Justice for Health, a campaign group consisting of 5 junior doctors who received £300,000 in crowdfunding from 10,000 supporters, wants the court to overturn Hunt’s decision to use what he called his “nuclear option” of imposition, and rule that he broke the law in choosing to push it through. They argue that he has no authority to force a contract which has not been shown to be wanted by employers. Jeremy Hunt’s counsel started by asking for the case to be thrown out as the new contract was a non binding recommendation to employers not an imposition but the judge refused to do so saying that it was a serious matter which should be heard .
The group have also claimed that Hunt had misrepresented mortality rates regarding the ‘weekend effect’. While there is some evidence that patients admitted at the weekend are more likely to die within 30 days, this is a complex issue which is has never been directly linked to junior doctor staff numbers. Weekend mortality is bound to be greater because only emergency cases are admitted not routine cases. When this is taken to account the ‘weekend effect’ is much diminished and most doctors and experts believe that is is mainly due to a lack of access to investigations such as scans and consultant supervision. Stretching the existing workforce around 7 days may create more gaps during the week days and worsen patient services then.

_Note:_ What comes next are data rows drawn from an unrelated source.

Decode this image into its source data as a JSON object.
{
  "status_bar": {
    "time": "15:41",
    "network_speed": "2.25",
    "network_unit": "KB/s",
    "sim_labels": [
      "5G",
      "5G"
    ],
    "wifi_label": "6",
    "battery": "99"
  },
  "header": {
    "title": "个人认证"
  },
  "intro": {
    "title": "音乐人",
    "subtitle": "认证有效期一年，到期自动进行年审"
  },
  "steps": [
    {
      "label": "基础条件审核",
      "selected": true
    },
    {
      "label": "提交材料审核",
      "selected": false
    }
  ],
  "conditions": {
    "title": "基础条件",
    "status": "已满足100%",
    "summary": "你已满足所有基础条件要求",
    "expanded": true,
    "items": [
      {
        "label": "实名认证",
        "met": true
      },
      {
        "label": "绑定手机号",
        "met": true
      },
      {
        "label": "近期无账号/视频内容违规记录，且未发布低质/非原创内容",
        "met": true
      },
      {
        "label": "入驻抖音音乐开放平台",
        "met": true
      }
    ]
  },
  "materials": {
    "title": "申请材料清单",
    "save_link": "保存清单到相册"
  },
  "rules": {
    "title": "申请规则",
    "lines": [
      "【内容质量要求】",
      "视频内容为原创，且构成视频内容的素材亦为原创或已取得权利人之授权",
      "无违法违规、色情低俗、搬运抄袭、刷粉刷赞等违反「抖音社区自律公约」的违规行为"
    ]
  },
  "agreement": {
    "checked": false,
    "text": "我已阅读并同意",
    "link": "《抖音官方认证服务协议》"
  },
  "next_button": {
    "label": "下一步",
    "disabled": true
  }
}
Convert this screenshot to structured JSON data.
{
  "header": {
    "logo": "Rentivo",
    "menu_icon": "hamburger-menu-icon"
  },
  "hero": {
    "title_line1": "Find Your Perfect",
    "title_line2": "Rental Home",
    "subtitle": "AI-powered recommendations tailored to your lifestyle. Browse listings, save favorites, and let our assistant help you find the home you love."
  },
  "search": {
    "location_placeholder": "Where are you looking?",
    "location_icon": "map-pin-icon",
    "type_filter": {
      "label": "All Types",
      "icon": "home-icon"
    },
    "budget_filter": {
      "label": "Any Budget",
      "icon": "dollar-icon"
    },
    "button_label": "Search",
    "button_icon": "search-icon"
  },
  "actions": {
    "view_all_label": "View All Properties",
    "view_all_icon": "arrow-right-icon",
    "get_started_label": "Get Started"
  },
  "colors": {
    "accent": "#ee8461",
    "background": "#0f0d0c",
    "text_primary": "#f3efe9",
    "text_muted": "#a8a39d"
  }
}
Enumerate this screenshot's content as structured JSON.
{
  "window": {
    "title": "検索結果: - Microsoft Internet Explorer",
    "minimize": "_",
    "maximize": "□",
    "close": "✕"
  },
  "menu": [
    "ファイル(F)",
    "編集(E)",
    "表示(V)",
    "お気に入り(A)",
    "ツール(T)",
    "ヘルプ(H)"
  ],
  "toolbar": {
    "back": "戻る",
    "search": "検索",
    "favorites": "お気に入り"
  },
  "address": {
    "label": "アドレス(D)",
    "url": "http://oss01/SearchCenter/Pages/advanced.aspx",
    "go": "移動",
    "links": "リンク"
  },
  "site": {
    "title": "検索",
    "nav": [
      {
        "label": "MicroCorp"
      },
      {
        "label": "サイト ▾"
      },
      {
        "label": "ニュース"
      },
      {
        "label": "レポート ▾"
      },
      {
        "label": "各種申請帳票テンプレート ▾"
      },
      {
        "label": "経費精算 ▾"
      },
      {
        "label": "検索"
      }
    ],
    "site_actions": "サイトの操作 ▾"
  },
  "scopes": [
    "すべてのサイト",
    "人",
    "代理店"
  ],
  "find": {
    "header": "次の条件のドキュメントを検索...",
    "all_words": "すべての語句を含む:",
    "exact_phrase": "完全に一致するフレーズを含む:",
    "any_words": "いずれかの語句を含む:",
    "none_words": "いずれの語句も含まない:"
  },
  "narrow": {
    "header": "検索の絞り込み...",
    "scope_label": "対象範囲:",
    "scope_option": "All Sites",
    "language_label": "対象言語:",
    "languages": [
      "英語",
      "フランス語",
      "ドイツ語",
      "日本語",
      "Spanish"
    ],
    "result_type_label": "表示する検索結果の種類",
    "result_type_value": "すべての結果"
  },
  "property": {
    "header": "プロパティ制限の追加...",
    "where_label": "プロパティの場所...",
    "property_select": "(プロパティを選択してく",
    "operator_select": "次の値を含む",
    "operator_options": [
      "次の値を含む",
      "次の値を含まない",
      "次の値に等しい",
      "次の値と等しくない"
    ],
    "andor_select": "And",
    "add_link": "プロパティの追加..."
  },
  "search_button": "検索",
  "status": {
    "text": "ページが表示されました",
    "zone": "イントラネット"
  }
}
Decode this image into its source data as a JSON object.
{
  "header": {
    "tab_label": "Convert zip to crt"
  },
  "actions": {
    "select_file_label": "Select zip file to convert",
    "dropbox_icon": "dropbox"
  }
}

Justice Green, the judge planned to issue his judgment on 28 September, just a few days before junior doctors across England are due to take part in the first five-day strike in the long-running dispute. The strike is planned to start on 5 October, the day the contract is due to be imposed on all trainee doctors below consultant level. The six previous walkouts held since January have lasted one or two days.
Junior doctors had enormous support before, the majority of the public supported them and they had near unanimous backing from consultants and other doctors who came in to cover their work so patient safety did not suffer. Nurses and other hospital staff also supported them as they too feel vulnerable and fear the government will remove their weekend pay rates. However many people, this time have expressed alarm that it is 5 day strike and public support seems to be ebbing.